Cross Posted at Legal Schnauzer
The president of the University of Alabama in Huntsville (UAH) has announced that he will step down on April 1, and some members of the university community expressed surprise.
UAH was the site of fatal shootings in February 2010, and no one who has followed the aftermath of that tragic day should be surprised at President David Williams' exit. In fact, we suspect other administrators will follow Williams out the door.
Amy Bishop, a former assistant professor of biology, faces criminal charges in the shootings, which killed three of her colleagues (injuring three others) and reportedly were sparked when UAH denied Bishop tenure. As we reported last month, at least five lawsuits have been filed in connection to the UAH shootings, and we suspect Williams' exit is a sign that the legal process is grinding forward.

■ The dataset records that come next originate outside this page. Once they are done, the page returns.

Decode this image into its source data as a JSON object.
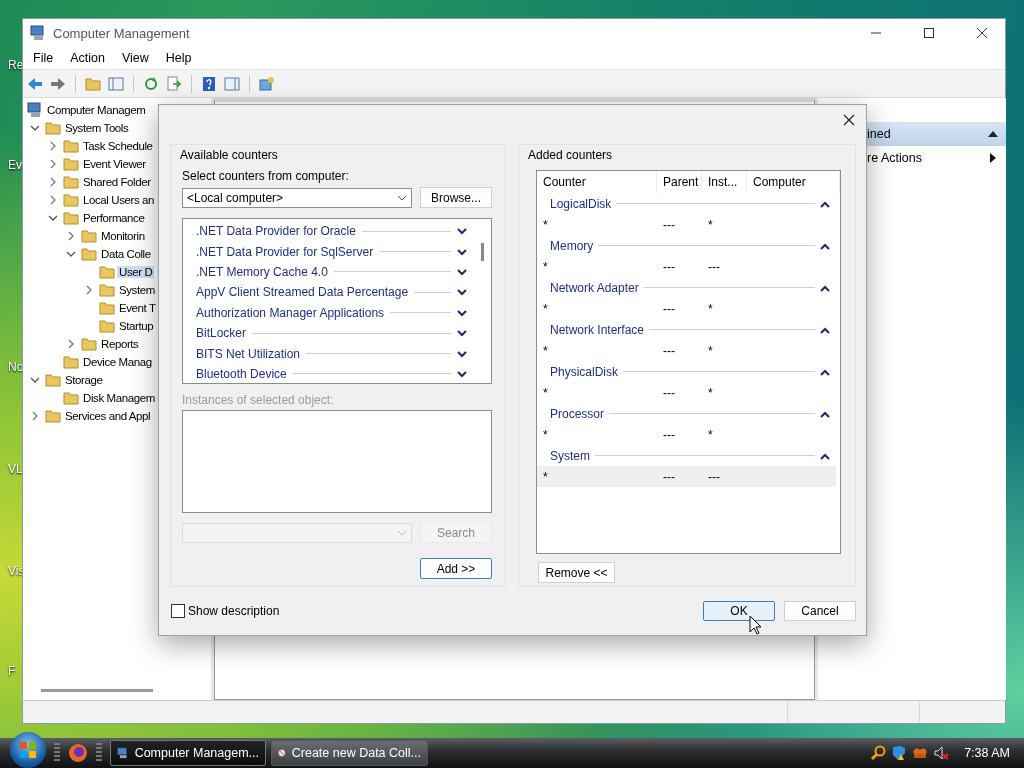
{
  "desktop": {
    "icons": [
      {
        "label": "Re"
      },
      {
        "label": "Ev"
      },
      {
        "label": "No"
      },
      {
        "label": "VL"
      },
      {
        "label": "Vis"
      },
      {
        "label": "F"
      }
    ]
  },
  "window": {
    "title": "Computer Management",
    "menu": [
      "File",
      "Action",
      "View",
      "Help"
    ],
    "tree": [
      {
        "label": "Computer Managem",
        "expandable": false,
        "selected": false,
        "children": [
          {
            "label": "System Tools",
            "expandable": true,
            "expanded": true,
            "selected": false,
            "children": [
              {
                "label": "Task Schedule",
                "expandable": true,
                "expanded": false,
                "selected": false
              },
              {
                "label": "Event Viewer",
                "expandable": true,
                "expanded": false,
                "selected": false
              },
              {
                "label": "Shared Folder",
                "expandable": true,
                "expanded": false,
                "selected": false
              },
              {
                "label": "Local Users an",
                "expandable": true,
                "expanded": false,
                "selected": false
              },
              {
                "label": "Performance",
                "expandable": true,
                "expanded": true,
                "selected": false,
                "children": [
                  {
                    "label": "Monitorin",
                    "expandable": true,
                    "expanded": false,
                    "selected": false
                  },
                  {
                    "label": "Data Colle",
                    "expandable": true,
                    "expanded": true,
                    "selected": false,
                    "children": [
                      {
                        "label": "User D",
                        "expandable": false,
                        "selected": true
                      },
                      {
                        "label": "System",
                        "expandable": true,
                        "expanded": false,
                        "selected": false
                      },
                      {
                        "label": "Event T",
                        "expandable": false,
                        "selected": false
                      },
                      {
                        "label": "Startup",
                        "expandable": false,
                        "selected": false
                      }
                    ]
                  },
                  {
                    "label": "Reports",
                    "expandable": true,
                    "expanded": false,
                    "selected": false
                  }
                ]
              },
              {
                "label": "Device Manag",
                "expandable": false,
                "selected": false
              }
            ]
          },
          {
            "label": "Storage",
            "expandable": true,
            "expanded": true,
            "selected": false,
            "children": [
              {
                "label": "Disk Managem",
                "expandable": false,
                "selected": false
              }
            ]
          },
          {
            "label": "Services and Appl",
            "expandable": true,
            "expanded": false,
            "selected": false
          }
        ]
      }
    ],
    "actions": [
      {
        "label": "ined",
        "kind": "header"
      },
      {
        "label": "re Actions",
        "kind": "item"
      }
    ]
  },
  "dialog": {
    "available": {
      "title": "Available counters",
      "computer_label": "Select counters from computer:",
      "computer": "<Local computer>",
      "browse": "Browse...",
      "counters": [
        {
          "label": ".NET Data Provider for Oracle",
          "expanded": false
        },
        {
          "label": ".NET Data Provider for SqlServer",
          "expanded": false
        },
        {
          "label": ".NET Memory Cache 4.0",
          "expanded": false
        },
        {
          "label": "AppV Client Streamed Data Percentage",
          "expanded": false
        },
        {
          "label": "Authorization Manager Applications",
          "expanded": false
        },
        {
          "label": "BitLocker",
          "expanded": false
        },
        {
          "label": "BITS Net Utilization",
          "expanded": false
        },
        {
          "label": "Bluetooth Device",
          "expanded": false
        }
      ],
      "instances_label": "Instances of selected object:",
      "instances_disabled": true,
      "search": "Search",
      "add": "Add >>"
    },
    "added": {
      "title": "Added counters",
      "columns": [
        "Counter",
        "Parent",
        "Inst...",
        "Computer"
      ],
      "groups": [
        {
          "name": "LogicalDisk",
          "expanded": true,
          "rows": [
            {
              "counter": "*",
              "parent": "---",
              "instance": "*",
              "selected": false
            }
          ]
        },
        {
          "name": "Memory",
          "expanded": true,
          "rows": [
            {
              "counter": "*",
              "parent": "---",
              "instance": "---",
              "selected": false
            }
          ]
        },
        {
          "name": "Network Adapter",
          "expanded": true,
          "rows": [
            {
              "counter": "*",
              "parent": "---",
              "instance": "*",
              "selected": false
            }
          ]
        },
        {
          "name": "Network Interface",
          "expanded": true,
          "rows": [
            {
              "counter": "*",
              "parent": "---",
              "instance": "*",
              "selected": false
            }
          ]
        },
        {
          "name": "PhysicalDisk",
          "expanded": true,
          "rows": [
            {
              "counter": "*",
              "parent": "---",
              "instance": "*",
              "selected": false
            }
          ]
        },
        {
          "name": "Processor",
          "expanded": true,
          "rows": [
            {
              "counter": "*",
              "parent": "---",
              "instance": "*",
              "selected": false
            }
          ]
        },
        {
          "name": "System",
          "expanded": true,
          "rows": [
            {
              "counter": "*",
              "parent": "---",
              "instance": "---",
              "selected": true
            }
          ]
        }
      ],
      "remove": "Remove <<"
    },
    "show_description": {
      "label": "Show description",
      "checked": false
    },
    "buttons": [
      {
        "label": "OK",
        "kind": "default"
      },
      {
        "label": "Cancel",
        "kind": "normal"
      }
    ]
  },
  "taskbar": {
    "tasks": [
      {
        "label": "Computer Managem...",
        "selected": true
      },
      {
        "label": "Create new Data Coll...",
        "selected": false
      }
    ],
    "clock": "7:38 AM"
  }
}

We suspect it also is a sign that the University of Alabama administration will be held legally accountable--and that, in our view, is the way it should be.

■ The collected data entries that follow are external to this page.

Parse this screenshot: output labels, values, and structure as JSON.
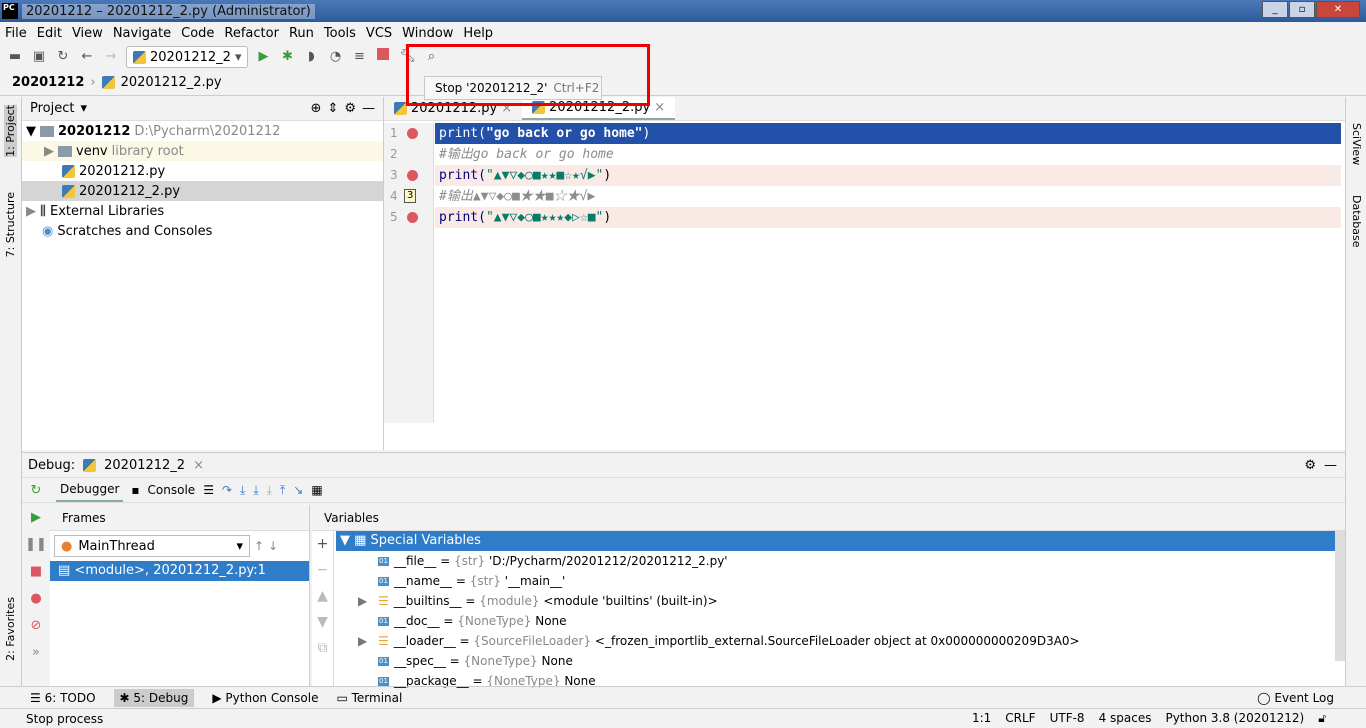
{
  "window": {
    "title": "20201212 – 20201212_2.py (Administrator)",
    "logo": "PC"
  },
  "menu": [
    "File",
    "Edit",
    "View",
    "Navigate",
    "Code",
    "Refactor",
    "Run",
    "Tools",
    "VCS",
    "Window",
    "Help"
  ],
  "toolbar": {
    "run_config": "20201212_2",
    "tooltip": {
      "text": "Stop '20201212_2'",
      "shortcut": "Ctrl+F2"
    }
  },
  "breadcrumb": {
    "project": "20201212",
    "file": "20201212_2.py"
  },
  "left_strip": {
    "project": "1: Project",
    "structure": "7: Structure",
    "favorites": "2: Favorites"
  },
  "right_strip": {
    "sciview": "SciView",
    "database": "Database"
  },
  "project": {
    "header": "Project",
    "root": "20201212",
    "root_path": "D:\\Pycharm\\20201212",
    "venv": "venv",
    "venv_note": "library root",
    "files": [
      "20201212.py",
      "20201212_2.py"
    ],
    "external": "External Libraries",
    "scratches": "Scratches and Consoles"
  },
  "editor": {
    "tabs": [
      "20201212.py",
      "20201212_2.py"
    ],
    "lines": [
      {
        "n": "1",
        "fn": "print(",
        "str": "\"go back or go home\"",
        "end": ")"
      },
      {
        "n": "2",
        "comment": "#输出go back or go home"
      },
      {
        "n": "3",
        "fn": "print(",
        "str": "\"▲▼▽◆○■★★■☆★√▶\"",
        "end": ")"
      },
      {
        "n": "4",
        "comment": "#输出▲▼▽◆○■★★■☆★√▶",
        "badge": "3"
      },
      {
        "n": "5",
        "fn": "print(",
        "str": "\"▲▼▽◆○■★★★◆▷☆■\"",
        "end": ")"
      }
    ]
  },
  "debug": {
    "label": "Debug:",
    "session": "20201212_2",
    "tabs": [
      "Debugger",
      "Console"
    ],
    "frames_header": "Frames",
    "thread": "MainThread",
    "frame": "<module>, 20201212_2.py:1",
    "variables_header": "Variables",
    "special": "Special Variables",
    "vars": [
      {
        "name": "__file__",
        "type": "{str}",
        "value": "'D:/Pycharm/20201212/20201212_2.py'"
      },
      {
        "name": "__name__",
        "type": "{str}",
        "value": "'__main__'"
      },
      {
        "name": "__builtins__",
        "type": "{module}",
        "value": "<module 'builtins' (built-in)>"
      },
      {
        "name": "__doc__",
        "type": "{NoneType}",
        "value": "None"
      },
      {
        "name": "__loader__",
        "type": "{SourceFileLoader}",
        "value": "<_frozen_importlib_external.SourceFileLoader object at 0x000000000209D3A0>"
      },
      {
        "name": "__spec__",
        "type": "{NoneType}",
        "value": "None"
      },
      {
        "name": "__package__",
        "type": "{NoneType}",
        "value": "None"
      }
    ]
  },
  "bottom_tabs": [
    "6: TODO",
    "5: Debug",
    "Python Console",
    "Terminal"
  ],
  "event_log": "Event Log",
  "status": {
    "message": "Stop process",
    "position": "1:1",
    "line_sep": "CRLF",
    "encoding": "UTF-8",
    "indent": "4 spaces",
    "interpreter": "Python 3.8 (20201212)"
  }
}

From the outset, we have seen the Amy Bishop case as more than just a crime story. Is Amy Bishop a disturbed woman who was destined to act in a violent manner someday, no matter what happened around her? We think the story goes deeper than that.
By most accounts, Bishop displayed a prickly personality at UAH and could be pushy. Perhaps because of her Harvard pedigree on a relatively unknown Alabama campus, she gave off an air of superiority to some of her UAH colleagues. Some disturbing incidents in Bishop's past, none of which brought criminal charges at the time, have been widely reported.